В самом деле, зачем ему эта еврейка, хромоножка? Что, Луиза хоть в чем-нибудь уступает? Или жизнь его здесь, в Мстиславле, с Ривкой и евреями, будет интереснее и благополучнее, нежели в Могилеве с немцами и Луизой?

Холодным ветром веяло от их слов. Что же это? Почему ничтожная искра, попавшая в душу много лет назад, не погасла в сумятице дней, а живет непонятно где и зачем, тлеет, словно знает, что придет минута, мгновение, когда вспыхнет и зажжет и душу, и тело. И что теперь? Как погасить этот огонь, если от любого ветра он не гаснет, а лишь разгорается?

— Я здесь, в Мстиславле, останусь, — сказал Юрген.

— И здесь не будет.

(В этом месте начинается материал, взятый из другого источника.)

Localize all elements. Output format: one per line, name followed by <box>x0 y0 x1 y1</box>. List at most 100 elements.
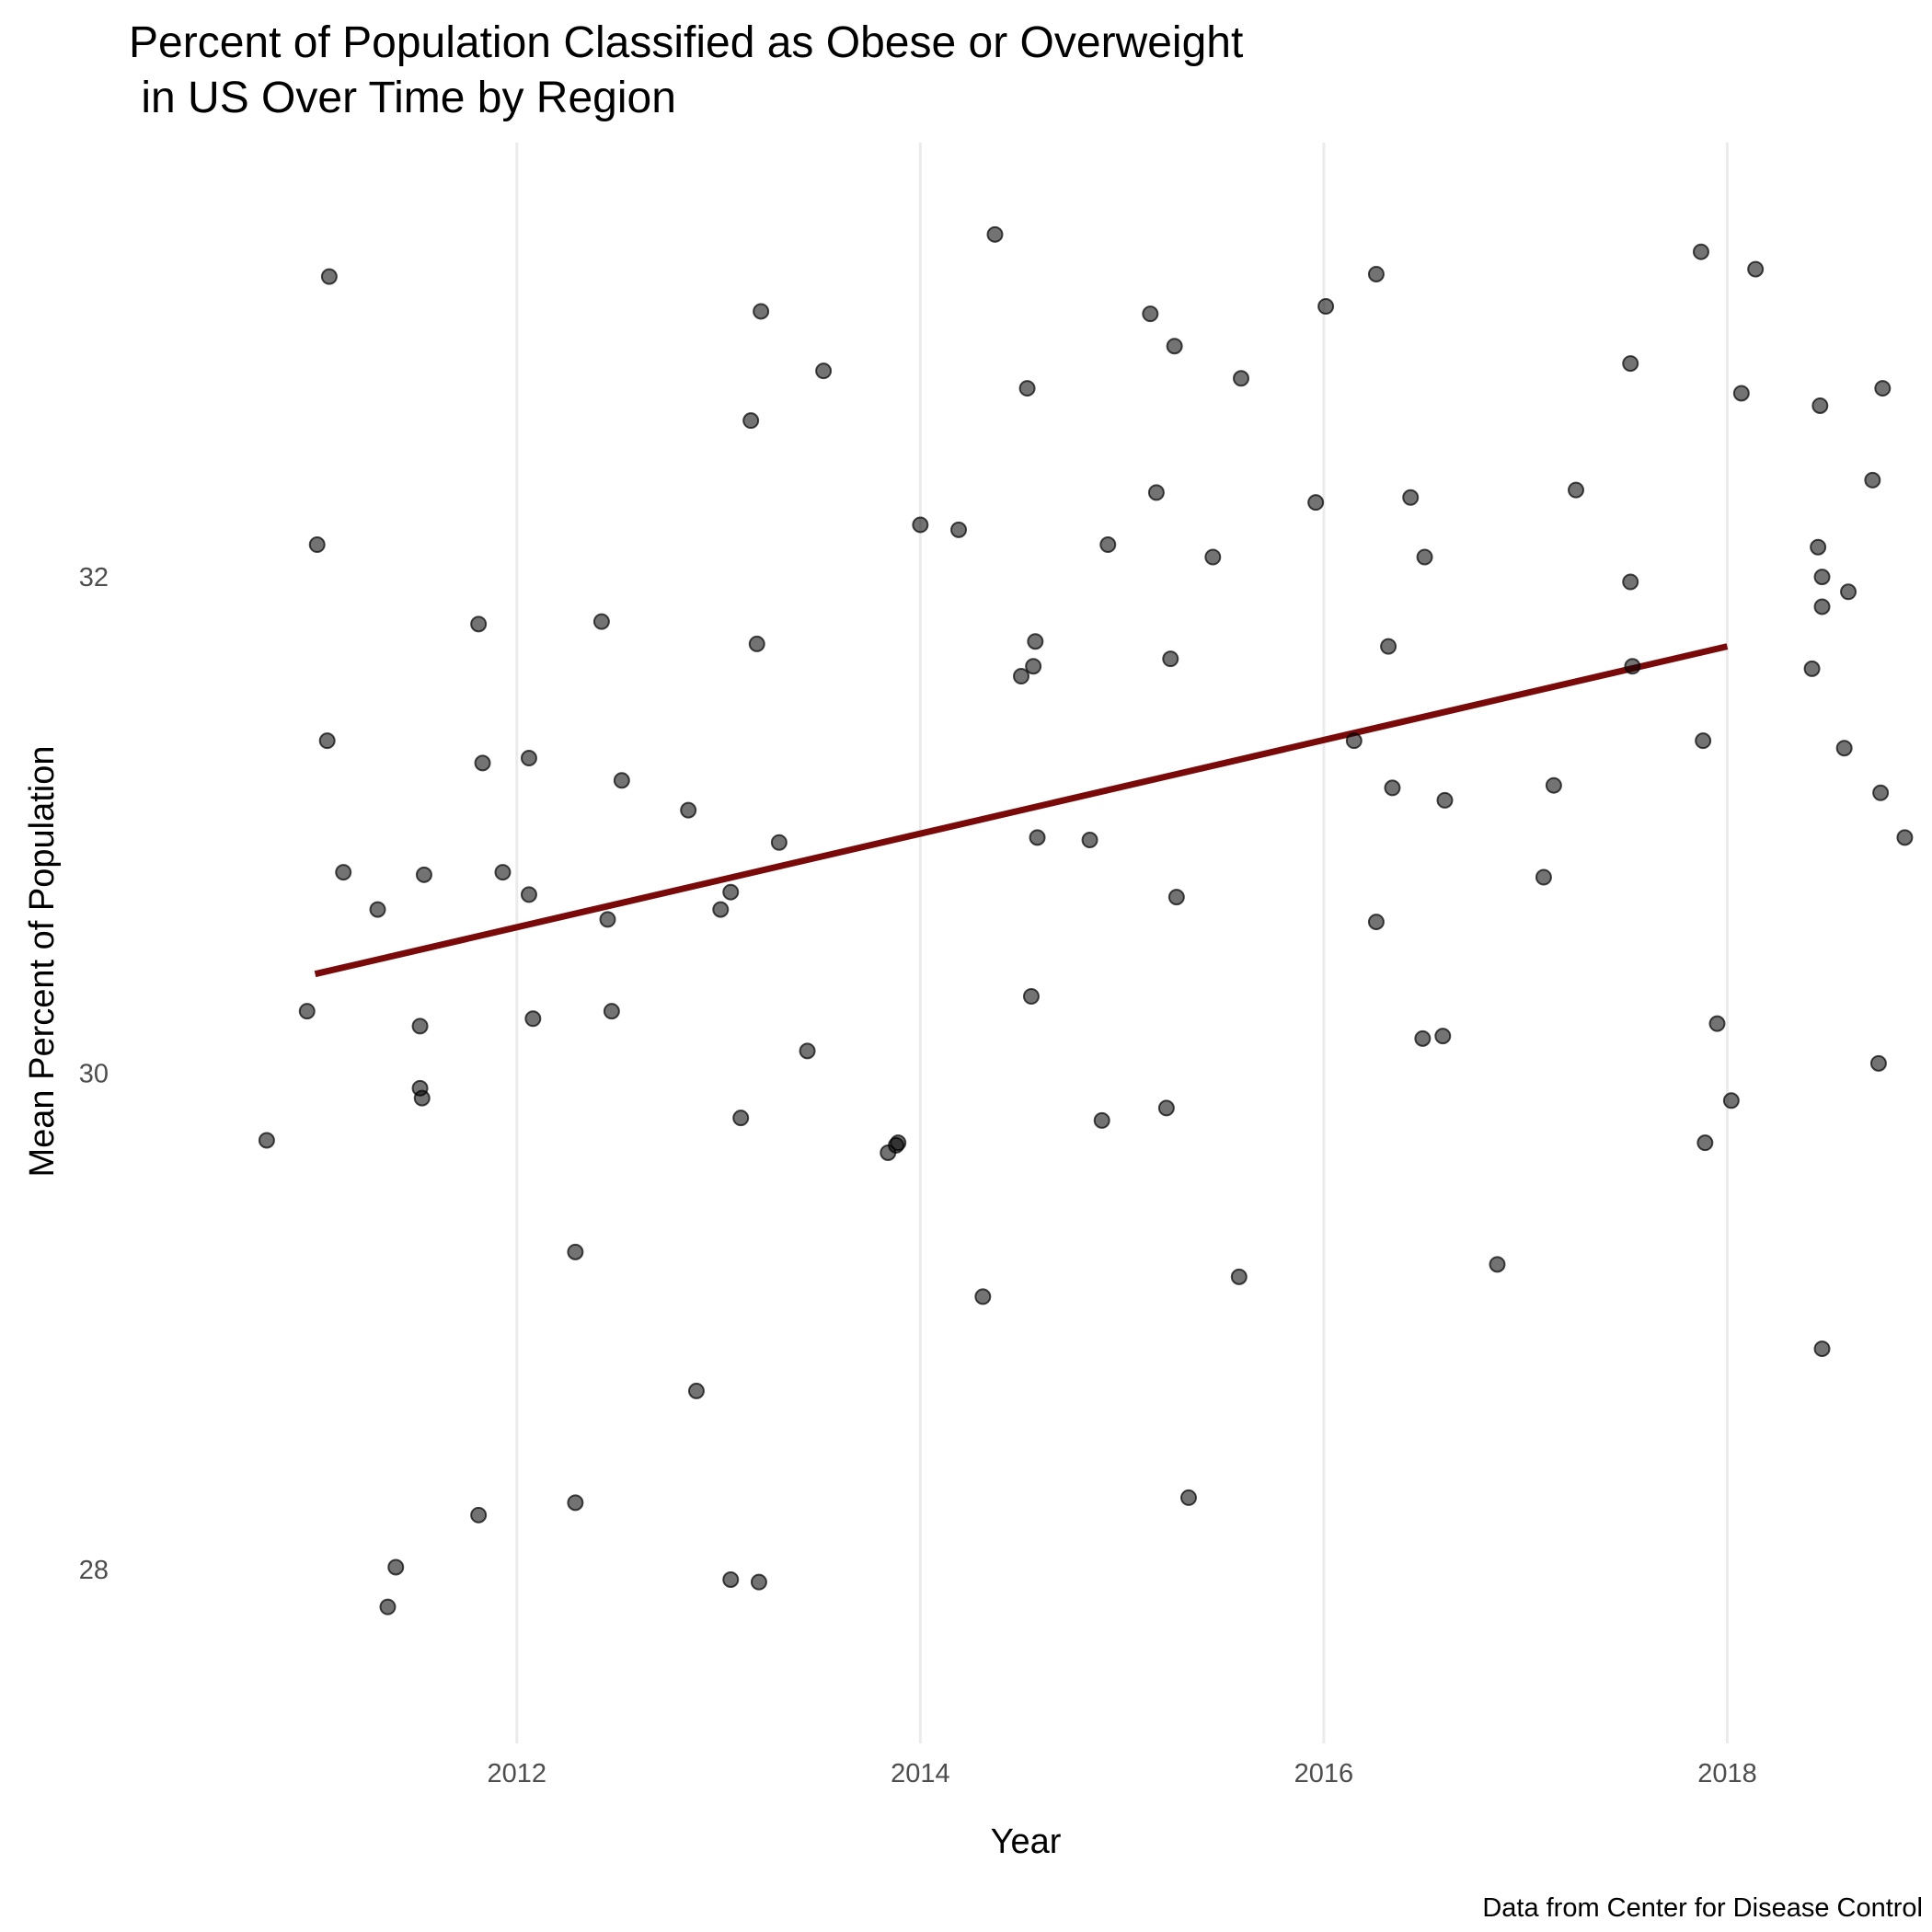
data-point-100 <box>1869 1054 1887 1072</box>
data-point-16 <box>494 864 512 881</box>
data-point-64 <box>1233 370 1250 387</box>
data-point-61 <box>1180 1489 1197 1506</box>
data-point-9 <box>411 1018 429 1035</box>
y-tick-label-30: 30 <box>79 1060 109 1089</box>
tick-labels: 2012 2014 2016 2018 28 30 32 <box>79 563 1757 1788</box>
data-point-88 <box>1722 1092 1740 1110</box>
data-point-67 <box>1345 732 1363 750</box>
data-point-48 <box>1022 988 1040 1005</box>
data-point-72 <box>1402 489 1420 506</box>
data-point-79 <box>1545 776 1562 794</box>
data-point-69 <box>1367 265 1385 282</box>
data-point-38 <box>815 362 833 380</box>
data-point-78 <box>1535 868 1552 886</box>
x-axis-title: Year <box>991 1823 1062 1861</box>
data-point-6 <box>369 901 386 918</box>
data-point-89 <box>1732 385 1750 402</box>
data-point-77 <box>1489 1256 1506 1273</box>
trend-line <box>314 643 1729 978</box>
data-point-30 <box>722 1570 740 1588</box>
data-point-20 <box>567 1243 584 1260</box>
data-point-57 <box>1157 1099 1175 1117</box>
data-point-96 <box>1813 1340 1831 1358</box>
data-point-86 <box>1696 1134 1714 1152</box>
data-point-36 <box>770 834 788 851</box>
data-point-91 <box>1803 660 1821 677</box>
data-point-32 <box>742 412 760 430</box>
data-point-87 <box>1708 1015 1726 1032</box>
data-point-31 <box>732 1110 750 1127</box>
x-tick-label-2016: 2016 <box>1294 1759 1354 1788</box>
data-point-95 <box>1813 598 1831 615</box>
data-point-65 <box>1307 494 1325 512</box>
data-point-54 <box>1099 536 1117 554</box>
data-point-90 <box>1747 260 1765 278</box>
data-point-34 <box>750 1573 767 1591</box>
trend-line-group <box>314 643 1729 978</box>
data-point-73 <box>1414 1029 1432 1047</box>
data-point-2 <box>308 536 326 554</box>
data-point-56 <box>1147 484 1165 501</box>
data-point-50 <box>1027 633 1044 650</box>
data-point-4 <box>320 268 338 285</box>
data-point-45 <box>986 225 1004 243</box>
data-point-101 <box>1872 784 1890 801</box>
data-point-81 <box>1622 573 1639 591</box>
data-point-44 <box>974 1288 992 1305</box>
data-point-83 <box>1624 658 1641 675</box>
y-tick-label-28: 28 <box>79 1556 109 1585</box>
data-point-12 <box>415 866 432 883</box>
data-point-25 <box>613 772 630 789</box>
data-point-46 <box>1013 668 1029 684</box>
data-point-58 <box>1162 650 1179 668</box>
grid-lines <box>515 143 1729 1743</box>
data-point-35 <box>753 303 770 320</box>
data-point-1 <box>298 1003 316 1020</box>
data-point-82 <box>1622 355 1639 373</box>
data-point-71 <box>1384 779 1401 797</box>
data-point-24 <box>603 1003 620 1020</box>
data-point-43 <box>950 521 968 538</box>
data-point-60 <box>1167 889 1185 906</box>
data-point-41 <box>890 1134 907 1152</box>
data-point-59 <box>1166 338 1183 355</box>
data-point-70 <box>1380 638 1397 655</box>
data-point-27 <box>687 1382 705 1399</box>
data-point-102 <box>1874 380 1892 397</box>
data-point-23 <box>599 911 616 928</box>
data-point-26 <box>680 801 697 819</box>
data-point-74 <box>1416 548 1433 566</box>
data-point-0 <box>258 1132 275 1149</box>
chart-title-line-2: in US Over Time by Region <box>129 74 676 122</box>
data-point-13 <box>470 1506 488 1524</box>
x-tick-label-2018: 2018 <box>1697 1759 1757 1788</box>
data-point-21 <box>567 1494 584 1512</box>
data-point-42 <box>912 516 929 534</box>
data-point-93 <box>1811 397 1829 414</box>
data-point-37 <box>799 1042 816 1060</box>
data-point-85 <box>1695 732 1712 750</box>
data-point-17 <box>520 886 537 903</box>
data-point-14 <box>470 615 488 633</box>
data-point-62 <box>1204 548 1222 566</box>
data-points <box>258 225 1914 1616</box>
data-point-103 <box>1896 829 1914 846</box>
chart-caption: Data from Center for Disease Control <box>1482 1893 1923 1923</box>
data-point-98 <box>1840 583 1857 601</box>
data-point-49 <box>1025 658 1042 675</box>
data-point-8 <box>387 1558 405 1576</box>
data-point-84 <box>1692 243 1709 260</box>
data-point-99 <box>1864 471 1881 489</box>
data-point-47 <box>1018 380 1036 397</box>
data-point-66 <box>1317 298 1335 316</box>
data-point-28 <box>712 901 730 918</box>
data-point-75 <box>1434 1028 1452 1045</box>
x-tick-label-2014: 2014 <box>891 1759 950 1788</box>
data-point-7 <box>379 1598 397 1616</box>
data-point-55 <box>1142 305 1159 323</box>
data-point-29 <box>722 883 740 901</box>
data-point-18 <box>520 750 537 767</box>
data-point-33 <box>748 635 765 652</box>
data-point-97 <box>1835 740 1853 757</box>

Бог ведь недаром разделил людей на евреев, русских, немцев и тысячу других народов. Надо жить так, как хочет Бог.

— Б-бог хочет, чтобы люди были счастливы, — сказал Юрген.

Но ни тем вечером, ни в следующие Ривка не вышла к нему.

«Боже, зачем ты создал евреев? — взывал к звездному небу Юрген, стоя на еврейской слободе напротив дома Ривки. — Особенно евреев-мужчин! Пускай все были бы немцами — и мужчины, и женщины! Пусть даже наоборот: пускай все будут евреями!»

Но даже калитка нигде не скрипнет на темной Слободе.